The new alternate versions don’t tarnish Coltrane’s legacy. But they don’t bolster it significantly, either – they don’t radically expand the listener’s appreciation for the Blue Train Coltrane intended for release. That’s largely because Coltrane made the right calls as he was selecting the final tracks and the running sequence. He skipped over performances where his solo, as technically impressive as it might be, veered into the realm of the perfunctory. He avoided versions where his solo might have been genius but the other soloists are heard scrambling just a bit.
These decisions are central to artistic work. Should they be final, and heeded in perpetuity? Neil Young is very much with us; if he wants to put out every surviving scrap of music from the time when he was making Harvest, that’s his right. But when the artist is gone, to what degree are living stakeholders obligated to honor the artist’s original intention?

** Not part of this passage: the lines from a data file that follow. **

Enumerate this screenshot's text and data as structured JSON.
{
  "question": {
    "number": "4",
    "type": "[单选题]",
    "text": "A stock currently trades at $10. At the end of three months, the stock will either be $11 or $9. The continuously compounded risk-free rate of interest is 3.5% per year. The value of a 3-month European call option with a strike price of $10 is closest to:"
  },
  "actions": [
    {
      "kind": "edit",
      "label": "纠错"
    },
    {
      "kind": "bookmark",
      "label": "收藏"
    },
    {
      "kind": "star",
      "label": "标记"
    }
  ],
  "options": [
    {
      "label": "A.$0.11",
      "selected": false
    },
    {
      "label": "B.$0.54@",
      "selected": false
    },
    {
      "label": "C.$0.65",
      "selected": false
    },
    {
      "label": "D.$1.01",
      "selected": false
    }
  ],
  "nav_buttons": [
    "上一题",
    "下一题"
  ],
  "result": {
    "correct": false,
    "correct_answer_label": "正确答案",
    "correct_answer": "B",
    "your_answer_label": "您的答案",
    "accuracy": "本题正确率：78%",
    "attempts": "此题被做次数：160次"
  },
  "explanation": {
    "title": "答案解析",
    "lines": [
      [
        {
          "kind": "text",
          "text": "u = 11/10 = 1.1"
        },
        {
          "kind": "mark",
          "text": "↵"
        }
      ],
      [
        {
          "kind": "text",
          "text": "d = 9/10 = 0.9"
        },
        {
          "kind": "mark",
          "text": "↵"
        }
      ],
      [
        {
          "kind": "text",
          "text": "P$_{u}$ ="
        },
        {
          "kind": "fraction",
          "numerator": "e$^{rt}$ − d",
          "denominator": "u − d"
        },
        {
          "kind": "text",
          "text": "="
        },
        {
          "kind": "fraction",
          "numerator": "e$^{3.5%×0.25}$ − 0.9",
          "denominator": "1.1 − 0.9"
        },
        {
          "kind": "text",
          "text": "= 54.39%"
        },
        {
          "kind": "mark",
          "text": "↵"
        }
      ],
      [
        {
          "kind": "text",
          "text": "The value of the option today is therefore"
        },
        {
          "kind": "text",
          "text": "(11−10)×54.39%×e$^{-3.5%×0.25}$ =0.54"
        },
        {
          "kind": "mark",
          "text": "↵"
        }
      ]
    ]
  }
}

There is no universal answer to this question. You could argue, as the record producer Aaron Luis Levinson and others have, that the decision about the alternate takes was already made at the time – by the artist, the only one who could possibly do it. As stewards of creative work, do the estates and the record labels have a responsibility to honor those intentions? Or is the responsibility more to history: By not making the additional material available, are the stewards depriving future generations of insights that are elusive on the original release and only obtainable through a more complete take-by-take approach?
It’s one of the conundrums of the reissue boom that’s likely to remain unresolved as long as there’s money to be made – or, more ominously, until fate takes the decision out of human hands, as happened in the vault fire at Universal Music in 2008, in which many priceless master tapes were destroyed.
Until then, maybe it’s progress enough that there’s some conversation circulating around this issue. Because more Deluxe Editions festooned with alternate takes of questionable quality are on the runway, and many more are planned. There may be no resolution – and, inevitably, more overthink -- on the horizon. So, absent better wisdom, let’s give Trane the last word. In the excellent liner notes of the Tone Poet release, journalist Ashley Khan shares a Coltrane quote from a Swedish radio interview from the early 1960s, which was included on the bootleg Miles Davis and John Coltrane. Coltrane was asked to name a record of his that he felt strongly about. He picked the five track original release of Blue Train, then the only available release, saying just this: “It’s a good band on there, you know. It was a good recording.”